Scientists at England's University of Liverpool have created a synthetic anti-malaria drug by copying the chemical structure of artemisinin, the plant-derived ingredient of existing medicine against the mosquito-borne disease.

Prof. Paul O'Neill of UL's Department of Chemistry and his team developed a technique to synthesize artemisinin and fuse it with a cage of organic molecules to make it chemically stable in the body. The stabilizer enables the synthetic artemisinin to last longer in an infected body and prevent malaria parasite from reappearing.

We have created a new drug that is easily absorbed by the body, chemically stable and highly potent. It is made from very simple organic materials and therefore will be more cost-effective to mass produce than current therapies, quoted O'Neill as saying.

O'Neill said current artemisinin drugs derived from the sweet wormwood tree are limited in quantity because it is difficult to mass produce, are poorly absorbed orally and are very expensive.
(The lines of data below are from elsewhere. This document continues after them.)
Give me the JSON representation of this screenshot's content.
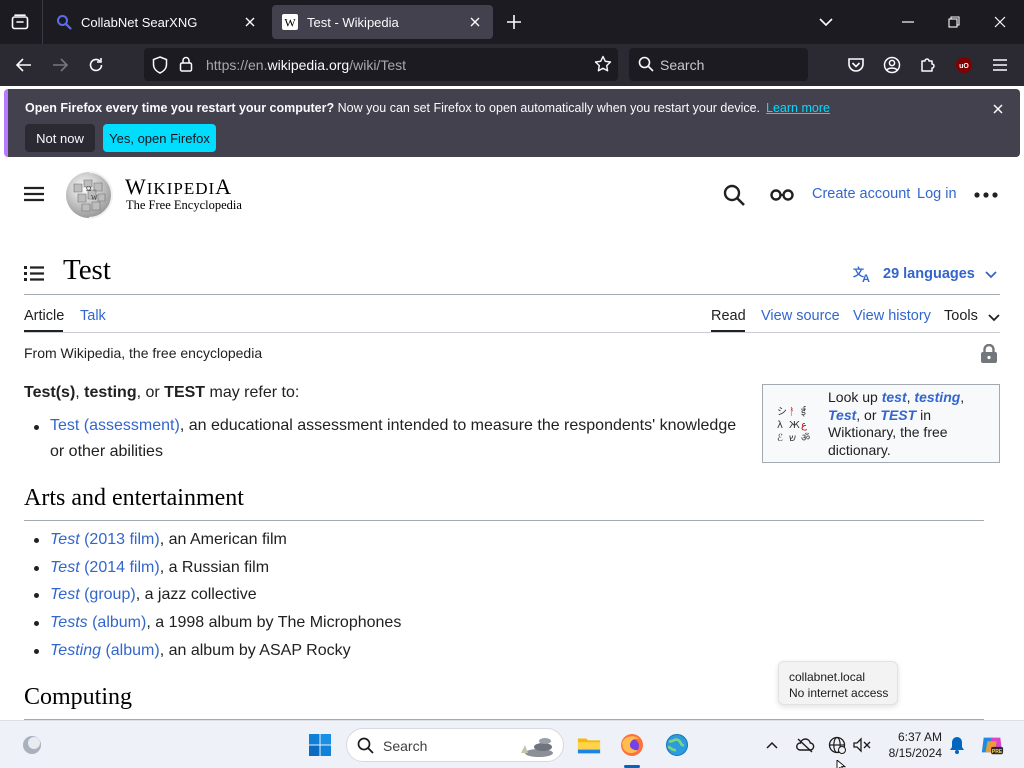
{
  "browser": {
    "tabs": [
      {
        "title": "CollabNet SearXNG",
        "active": false
      },
      {
        "title": "Test - Wikipedia",
        "active": true
      }
    ],
    "url_prefix": "https://en.",
    "url_host": "wikipedia.org",
    "url_path": "/wiki/Test",
    "search_placeholder": "Search"
  },
  "notification": {
    "bold_text": "Open Firefox every time you restart your computer?",
    "text": " Now you can set Firefox to open automatically when you restart your device.",
    "learn_more": "Learn more",
    "not_now": "Not now",
    "yes_open": "Yes, open Firefox"
  },
  "wiki": {
    "wordmark_w": "W",
    "wordmark_rest": "IKIPEDI",
    "wordmark_a": "A",
    "tagline": "The Free Encyclopedia",
    "create_account": "Create account",
    "log_in": "Log in",
    "page_title": "Test",
    "languages": "29 languages",
    "tabs": {
      "article": "Article",
      "talk": "Talk",
      "read": "Read",
      "view_source": "View source",
      "view_history": "View history",
      "tools": "Tools"
    },
    "from_text": "From Wikipedia, the free encyclopedia",
    "lead": {
      "t1": "Test(s)",
      "sep1": ", ",
      "t2": "testing",
      "sep2": ", or ",
      "t3": "TEST",
      "rest": " may refer to:"
    },
    "wiktionary": {
      "pre": "Look up ",
      "w1": "test",
      "c1": ", ",
      "w2": "testing",
      "c2": ", ",
      "w3": "Test",
      "c3": ", or ",
      "w4": "TEST",
      "post": " in Wiktionary, the free dictionary."
    },
    "intro_item": {
      "link": "Test (assessment)",
      "text": ", an educational assessment intended to measure the respondents' knowledge",
      "line2": "or other abilities"
    },
    "section1": "Arts and entertainment",
    "arts_items": [
      {
        "italic": "Test",
        "paren": " (2013 film)",
        "text": ", an American film"
      },
      {
        "italic": "Test",
        "paren": " (2014 film)",
        "text": ", a Russian film"
      },
      {
        "italic": "Test",
        "paren": " (group)",
        "text": ", a jazz collective"
      },
      {
        "italic": "Tests",
        "paren": " (album)",
        "text": ", a 1998 album by The Microphones"
      },
      {
        "italic": "Testing",
        "paren": " (album)",
        "text": ", an album by ASAP Rocky"
      }
    ],
    "section2": "Computing"
  },
  "tooltip": {
    "line1": "collabnet.local",
    "line2": "No internet access"
  },
  "taskbar": {
    "search_placeholder": "Search",
    "time": "6:37 AM",
    "date": "8/15/2024"
  }
}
The synthetic artemisinin is now being tested as a prelude to clinical trials. The funding for the tests amounts to £1.5 million.

The Institute for OneWorld Health and drugmaker Sanofi-aventis have also developed a semi-synthetic artemisinin and is preparing for its large-scale production and commercialization by 2012 through a $10.7 million additional grant from the Bill & Melinda Gates Foundation. The semi-synthetic artemisinin is derived from genetically altered bacteria.